Именной таблички на калитке не было; судя по всему, некогда прославленный профессор предпочел известности тихую пристань. Его домик был таким же невысоким, как и все прочие. Как и остальные, он словно врос в землю; со стен точно так же осыпалась штукатурка, у крыльца чахлые лжеакации изнывали от жажды точно так же, как перед всеми другими домами на улице Калапош. Попради остановился у калитки.

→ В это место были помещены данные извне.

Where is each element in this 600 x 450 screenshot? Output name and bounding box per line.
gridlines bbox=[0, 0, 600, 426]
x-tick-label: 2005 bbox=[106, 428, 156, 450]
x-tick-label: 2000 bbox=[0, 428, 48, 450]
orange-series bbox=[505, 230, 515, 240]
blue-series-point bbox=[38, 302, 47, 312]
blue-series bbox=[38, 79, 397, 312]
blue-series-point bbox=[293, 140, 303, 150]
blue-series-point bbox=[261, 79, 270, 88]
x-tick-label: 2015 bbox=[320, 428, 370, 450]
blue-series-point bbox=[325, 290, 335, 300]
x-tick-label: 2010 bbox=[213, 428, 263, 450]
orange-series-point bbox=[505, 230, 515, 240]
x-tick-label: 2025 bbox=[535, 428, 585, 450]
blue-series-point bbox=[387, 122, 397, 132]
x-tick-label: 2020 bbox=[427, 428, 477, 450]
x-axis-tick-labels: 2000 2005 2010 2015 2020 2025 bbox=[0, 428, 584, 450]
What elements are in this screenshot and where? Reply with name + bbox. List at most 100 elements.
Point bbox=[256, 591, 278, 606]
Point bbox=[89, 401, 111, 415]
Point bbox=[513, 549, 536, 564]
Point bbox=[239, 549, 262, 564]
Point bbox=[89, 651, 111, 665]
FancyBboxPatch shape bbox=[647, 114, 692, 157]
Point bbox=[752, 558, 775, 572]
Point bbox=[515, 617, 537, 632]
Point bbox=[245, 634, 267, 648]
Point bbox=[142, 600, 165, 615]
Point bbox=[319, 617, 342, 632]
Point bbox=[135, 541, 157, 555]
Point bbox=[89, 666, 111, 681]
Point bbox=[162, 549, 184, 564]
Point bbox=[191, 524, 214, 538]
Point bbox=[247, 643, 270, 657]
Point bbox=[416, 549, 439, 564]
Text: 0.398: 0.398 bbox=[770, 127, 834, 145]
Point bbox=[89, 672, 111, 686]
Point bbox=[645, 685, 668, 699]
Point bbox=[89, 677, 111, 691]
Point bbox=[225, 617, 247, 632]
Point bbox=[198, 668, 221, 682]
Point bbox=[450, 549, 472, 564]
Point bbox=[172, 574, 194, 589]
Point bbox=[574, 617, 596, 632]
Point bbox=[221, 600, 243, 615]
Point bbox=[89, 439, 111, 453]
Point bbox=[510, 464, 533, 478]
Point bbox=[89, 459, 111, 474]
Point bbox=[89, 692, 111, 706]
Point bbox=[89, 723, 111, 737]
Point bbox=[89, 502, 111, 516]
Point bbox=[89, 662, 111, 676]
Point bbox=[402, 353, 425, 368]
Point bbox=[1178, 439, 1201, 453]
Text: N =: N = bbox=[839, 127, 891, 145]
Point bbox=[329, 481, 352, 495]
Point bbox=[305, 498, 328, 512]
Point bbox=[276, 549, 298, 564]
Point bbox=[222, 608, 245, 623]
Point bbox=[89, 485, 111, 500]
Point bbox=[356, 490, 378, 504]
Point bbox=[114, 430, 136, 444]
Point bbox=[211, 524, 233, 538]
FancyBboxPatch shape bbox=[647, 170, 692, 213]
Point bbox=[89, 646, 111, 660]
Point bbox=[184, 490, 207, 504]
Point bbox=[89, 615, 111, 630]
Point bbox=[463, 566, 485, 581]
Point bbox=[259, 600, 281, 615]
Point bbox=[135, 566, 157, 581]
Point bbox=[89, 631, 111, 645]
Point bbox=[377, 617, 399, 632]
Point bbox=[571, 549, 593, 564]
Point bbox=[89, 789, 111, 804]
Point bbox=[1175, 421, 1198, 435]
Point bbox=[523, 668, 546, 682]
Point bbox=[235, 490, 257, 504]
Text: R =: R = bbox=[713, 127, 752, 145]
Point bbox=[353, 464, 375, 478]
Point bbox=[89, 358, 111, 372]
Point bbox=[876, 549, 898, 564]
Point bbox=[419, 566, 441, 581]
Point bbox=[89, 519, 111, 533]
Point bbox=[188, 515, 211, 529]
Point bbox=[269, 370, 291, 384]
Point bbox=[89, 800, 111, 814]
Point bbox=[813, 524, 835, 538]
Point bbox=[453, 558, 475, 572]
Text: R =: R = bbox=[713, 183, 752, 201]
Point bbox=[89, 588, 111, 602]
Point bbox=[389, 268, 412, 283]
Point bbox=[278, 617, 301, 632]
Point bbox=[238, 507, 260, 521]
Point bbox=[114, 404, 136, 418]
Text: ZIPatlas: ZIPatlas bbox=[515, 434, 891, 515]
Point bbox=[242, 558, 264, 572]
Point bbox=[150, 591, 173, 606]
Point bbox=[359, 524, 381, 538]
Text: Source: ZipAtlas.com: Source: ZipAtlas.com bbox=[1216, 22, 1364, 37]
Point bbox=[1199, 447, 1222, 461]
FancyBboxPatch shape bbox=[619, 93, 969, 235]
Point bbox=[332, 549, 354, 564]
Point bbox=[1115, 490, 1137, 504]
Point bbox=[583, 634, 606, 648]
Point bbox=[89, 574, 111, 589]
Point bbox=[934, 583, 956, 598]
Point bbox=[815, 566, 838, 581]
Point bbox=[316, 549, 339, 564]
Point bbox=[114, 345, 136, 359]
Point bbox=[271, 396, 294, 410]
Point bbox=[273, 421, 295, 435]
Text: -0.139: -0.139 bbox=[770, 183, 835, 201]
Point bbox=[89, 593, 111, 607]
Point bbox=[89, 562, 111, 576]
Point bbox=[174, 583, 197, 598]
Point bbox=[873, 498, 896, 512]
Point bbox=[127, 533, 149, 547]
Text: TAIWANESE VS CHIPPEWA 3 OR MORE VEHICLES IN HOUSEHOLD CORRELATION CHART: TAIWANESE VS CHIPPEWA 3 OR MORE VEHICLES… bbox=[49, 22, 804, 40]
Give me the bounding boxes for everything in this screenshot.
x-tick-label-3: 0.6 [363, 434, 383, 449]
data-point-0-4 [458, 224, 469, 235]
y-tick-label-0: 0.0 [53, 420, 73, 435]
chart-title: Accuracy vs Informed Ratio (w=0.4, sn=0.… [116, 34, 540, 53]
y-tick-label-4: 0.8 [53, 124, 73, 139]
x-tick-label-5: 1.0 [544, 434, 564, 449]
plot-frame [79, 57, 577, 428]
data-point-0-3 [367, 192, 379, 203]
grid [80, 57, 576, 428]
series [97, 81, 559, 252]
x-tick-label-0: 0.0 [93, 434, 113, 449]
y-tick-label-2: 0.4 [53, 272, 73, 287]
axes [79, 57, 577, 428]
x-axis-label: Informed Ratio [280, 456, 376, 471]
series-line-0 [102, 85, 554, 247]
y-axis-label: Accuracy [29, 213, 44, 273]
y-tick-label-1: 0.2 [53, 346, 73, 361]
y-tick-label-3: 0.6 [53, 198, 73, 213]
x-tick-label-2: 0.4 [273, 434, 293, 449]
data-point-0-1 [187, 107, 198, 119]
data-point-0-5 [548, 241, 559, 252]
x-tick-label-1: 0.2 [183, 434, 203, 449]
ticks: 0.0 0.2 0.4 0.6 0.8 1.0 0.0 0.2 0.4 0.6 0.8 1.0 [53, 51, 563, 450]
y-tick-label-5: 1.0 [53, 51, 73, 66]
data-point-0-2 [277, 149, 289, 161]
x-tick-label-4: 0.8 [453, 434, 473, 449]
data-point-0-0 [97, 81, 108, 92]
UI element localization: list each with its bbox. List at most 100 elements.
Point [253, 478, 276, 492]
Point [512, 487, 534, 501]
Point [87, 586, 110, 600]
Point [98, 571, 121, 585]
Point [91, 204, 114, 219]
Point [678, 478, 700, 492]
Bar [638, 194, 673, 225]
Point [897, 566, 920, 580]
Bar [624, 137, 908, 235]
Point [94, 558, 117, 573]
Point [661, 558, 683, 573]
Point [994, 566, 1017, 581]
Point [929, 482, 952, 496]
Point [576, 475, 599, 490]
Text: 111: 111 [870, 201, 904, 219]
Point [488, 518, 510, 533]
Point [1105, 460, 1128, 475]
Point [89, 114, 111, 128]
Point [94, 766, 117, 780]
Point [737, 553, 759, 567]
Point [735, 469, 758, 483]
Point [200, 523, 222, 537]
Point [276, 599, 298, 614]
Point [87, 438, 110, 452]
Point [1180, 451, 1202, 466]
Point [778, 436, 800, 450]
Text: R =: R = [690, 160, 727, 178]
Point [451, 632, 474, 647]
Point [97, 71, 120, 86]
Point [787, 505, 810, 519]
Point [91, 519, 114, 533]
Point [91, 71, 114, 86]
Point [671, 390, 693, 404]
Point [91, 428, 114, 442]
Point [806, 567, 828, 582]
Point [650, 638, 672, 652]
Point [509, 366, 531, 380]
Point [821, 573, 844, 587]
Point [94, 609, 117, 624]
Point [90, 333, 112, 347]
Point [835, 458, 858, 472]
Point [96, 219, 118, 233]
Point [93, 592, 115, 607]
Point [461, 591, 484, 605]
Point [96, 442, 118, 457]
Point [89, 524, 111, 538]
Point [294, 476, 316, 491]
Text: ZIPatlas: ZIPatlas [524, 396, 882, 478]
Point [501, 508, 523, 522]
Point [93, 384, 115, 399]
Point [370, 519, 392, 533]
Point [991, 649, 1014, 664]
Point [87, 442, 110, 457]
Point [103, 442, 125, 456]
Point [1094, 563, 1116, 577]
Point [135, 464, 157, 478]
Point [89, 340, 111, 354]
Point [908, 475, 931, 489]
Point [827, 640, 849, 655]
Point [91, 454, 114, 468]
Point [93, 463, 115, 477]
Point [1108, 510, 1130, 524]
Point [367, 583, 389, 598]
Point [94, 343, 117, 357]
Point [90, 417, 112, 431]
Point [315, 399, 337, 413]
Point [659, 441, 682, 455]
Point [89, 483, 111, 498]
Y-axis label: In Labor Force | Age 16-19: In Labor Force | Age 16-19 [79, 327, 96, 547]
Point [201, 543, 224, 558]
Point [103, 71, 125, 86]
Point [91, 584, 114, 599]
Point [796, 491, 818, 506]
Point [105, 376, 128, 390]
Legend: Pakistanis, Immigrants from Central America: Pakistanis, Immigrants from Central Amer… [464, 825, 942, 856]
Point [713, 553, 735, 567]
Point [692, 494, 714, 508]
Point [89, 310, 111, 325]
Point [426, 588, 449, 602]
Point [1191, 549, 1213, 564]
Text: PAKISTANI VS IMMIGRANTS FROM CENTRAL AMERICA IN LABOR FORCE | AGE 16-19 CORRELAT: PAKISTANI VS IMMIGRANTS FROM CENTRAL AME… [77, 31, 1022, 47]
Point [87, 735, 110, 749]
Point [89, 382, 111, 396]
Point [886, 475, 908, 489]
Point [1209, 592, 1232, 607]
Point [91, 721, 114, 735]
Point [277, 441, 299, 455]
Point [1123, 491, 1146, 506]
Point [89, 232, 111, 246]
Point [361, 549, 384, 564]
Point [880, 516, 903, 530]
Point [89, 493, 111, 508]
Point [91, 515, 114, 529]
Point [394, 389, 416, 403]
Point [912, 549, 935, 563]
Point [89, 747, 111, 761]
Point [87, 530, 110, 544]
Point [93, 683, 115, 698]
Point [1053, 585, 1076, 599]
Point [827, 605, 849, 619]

Сквозь щели забора можно было заглянуть во двор. Выложенные из кирпича выщербленные ступеньки вели на небольшую веранду, дальний конец которой был застеклен синими, зелеными и красными стеклышками, по большей части треснутыми. В самой глубине веранды кучей в рост человека был свален уголь, припасенный на зиму… Кстати сказать, только это и наводило на мысль, что в доме живут люди.
Попради несмело потянул за ручку звонка, и натянутая над палисадником проволока загудела, качнув висящий на стене дома колокольчик. Заливистый звон потревожил было тишину, но затем опять все стихло, и вымерший двор взирал на незваного пришельца так же безмолвно, как и прежде.
Попради коснулся рукой забинтованного глаза, в котором вдруг настойчиво, требовательно запульсировала боль. Он еще раз — теперь уже нетерпеливо — дернул за ручку звонка, и наконец до слуха его донесся звук шаркающих шагов. Затем калитка чуть приотворилась, и из-под седых бровей, притененных козырьком желтой кепки, на него глянули подозрительно настороженные глаза. По всей вероятности, это был садовник или дворовый служитель.
— Я к господину профессору, — сказал Попради.
— К какому профессору?
— К профессору Ливенштейну. Или он здесь не проживает?
Старик приотворил калитку еще на сантиметр-другой и повнимательнее вгляделся в повязку, закрывающую глаз Попради.
— Если вы пожаловали из-за комнаты, то он действительно здесь не проживает.
— Из-за какой комнаты?
— В доме нет ни одной лишней комнаты.
— Я пришел не из-за этого, — сказал Попради и нерешительно поднес руку к левому глазу, который горел так, словно в него ткнули раскаленным углем.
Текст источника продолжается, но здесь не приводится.